Shanghai's traditional department stores re-strategize their customer services

Updated 2017-08-01 10:31:56 Global Times
The building of Shanghai No.1 Department Store closed for 'face-lift'

The building of Shanghai No.1 Department Store closed for 'face-lift'

Following the closure of Shanghai No.1 Department Store in June for refurbishment, another State-owned department store in Shanghai, the Orient Shopping Center, is to close in mid-August for the same reason. The renovation plans aim to modernize the old stores to attract more consumers of different ages. Experts say that the modernization of retail would also need to involve the combination of online and offline businesses to better optimize consumer experiences.

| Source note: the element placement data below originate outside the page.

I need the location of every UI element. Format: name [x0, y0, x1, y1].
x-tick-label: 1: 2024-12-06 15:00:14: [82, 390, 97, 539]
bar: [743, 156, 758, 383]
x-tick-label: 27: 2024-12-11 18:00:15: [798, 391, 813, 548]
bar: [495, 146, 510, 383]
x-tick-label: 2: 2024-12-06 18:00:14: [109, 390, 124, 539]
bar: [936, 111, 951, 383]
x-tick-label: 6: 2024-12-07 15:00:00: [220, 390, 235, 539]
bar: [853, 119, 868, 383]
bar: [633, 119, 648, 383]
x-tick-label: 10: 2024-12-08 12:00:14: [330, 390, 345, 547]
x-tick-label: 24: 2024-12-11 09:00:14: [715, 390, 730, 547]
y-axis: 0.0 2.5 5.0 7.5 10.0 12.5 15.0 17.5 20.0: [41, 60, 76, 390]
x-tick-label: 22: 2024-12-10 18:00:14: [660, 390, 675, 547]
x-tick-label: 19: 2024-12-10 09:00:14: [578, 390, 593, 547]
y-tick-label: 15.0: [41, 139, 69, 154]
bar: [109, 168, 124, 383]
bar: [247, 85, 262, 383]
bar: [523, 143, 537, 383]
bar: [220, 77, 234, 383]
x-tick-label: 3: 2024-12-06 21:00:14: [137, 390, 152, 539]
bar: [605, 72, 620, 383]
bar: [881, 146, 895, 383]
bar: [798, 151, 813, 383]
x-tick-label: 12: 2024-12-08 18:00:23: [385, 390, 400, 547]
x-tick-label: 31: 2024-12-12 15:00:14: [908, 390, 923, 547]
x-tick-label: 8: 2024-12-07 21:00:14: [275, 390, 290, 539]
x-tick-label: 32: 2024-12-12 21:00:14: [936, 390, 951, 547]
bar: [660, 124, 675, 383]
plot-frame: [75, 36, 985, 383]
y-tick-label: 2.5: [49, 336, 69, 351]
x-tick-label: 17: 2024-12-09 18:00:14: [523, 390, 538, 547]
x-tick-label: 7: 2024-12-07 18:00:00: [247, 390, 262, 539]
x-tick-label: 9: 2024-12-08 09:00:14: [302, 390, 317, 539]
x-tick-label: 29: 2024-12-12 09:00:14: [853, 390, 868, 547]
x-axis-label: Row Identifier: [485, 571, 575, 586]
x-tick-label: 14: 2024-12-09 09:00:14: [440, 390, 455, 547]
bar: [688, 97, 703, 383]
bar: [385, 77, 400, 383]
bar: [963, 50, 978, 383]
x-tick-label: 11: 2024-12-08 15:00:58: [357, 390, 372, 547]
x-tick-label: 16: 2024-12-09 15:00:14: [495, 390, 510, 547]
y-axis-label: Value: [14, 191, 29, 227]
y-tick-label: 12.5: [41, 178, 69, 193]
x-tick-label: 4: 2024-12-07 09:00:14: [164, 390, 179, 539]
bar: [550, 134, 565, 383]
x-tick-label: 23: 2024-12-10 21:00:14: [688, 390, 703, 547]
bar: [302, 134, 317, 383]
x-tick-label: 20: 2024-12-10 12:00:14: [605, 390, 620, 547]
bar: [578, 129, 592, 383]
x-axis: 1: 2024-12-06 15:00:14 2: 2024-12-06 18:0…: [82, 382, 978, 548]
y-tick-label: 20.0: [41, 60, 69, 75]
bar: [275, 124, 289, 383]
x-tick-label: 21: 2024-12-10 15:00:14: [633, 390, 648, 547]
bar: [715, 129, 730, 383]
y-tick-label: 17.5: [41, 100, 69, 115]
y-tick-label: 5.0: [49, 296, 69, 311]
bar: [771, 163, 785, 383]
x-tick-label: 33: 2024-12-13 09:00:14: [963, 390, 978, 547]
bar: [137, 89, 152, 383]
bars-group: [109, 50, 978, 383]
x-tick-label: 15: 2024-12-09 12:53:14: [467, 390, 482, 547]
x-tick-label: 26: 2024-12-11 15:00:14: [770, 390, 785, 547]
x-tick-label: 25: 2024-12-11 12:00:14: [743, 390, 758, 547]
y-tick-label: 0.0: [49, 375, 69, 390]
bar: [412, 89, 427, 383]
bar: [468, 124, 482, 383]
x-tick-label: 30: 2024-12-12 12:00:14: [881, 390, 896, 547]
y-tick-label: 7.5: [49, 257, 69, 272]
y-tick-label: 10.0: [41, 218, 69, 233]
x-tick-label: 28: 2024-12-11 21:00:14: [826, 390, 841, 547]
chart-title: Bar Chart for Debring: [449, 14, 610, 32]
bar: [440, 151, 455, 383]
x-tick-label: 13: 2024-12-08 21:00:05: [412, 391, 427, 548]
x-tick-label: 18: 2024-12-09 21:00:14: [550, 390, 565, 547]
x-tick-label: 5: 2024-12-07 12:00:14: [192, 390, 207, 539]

An increasing number of State-owned department stores have been temporarily closing across Shanghai as part of a retail renovation strategy to modernize and boost the consumer experience.

About one month ago, the famous 81-year-old State-owned Shanghai No.1 Department Store closed for redevelopment.

Its neighbor, the 20-year-old Orient Shopping Center located on East Nanjing Road near Shanghai's landmark People's Square, is another leading State-owned department store which is scheduled to close on August 14 for a major refurbishment.

It is the latest move that traditional department stores are seeking in order to adapt to the rapid growth of online retailers in Shanghai.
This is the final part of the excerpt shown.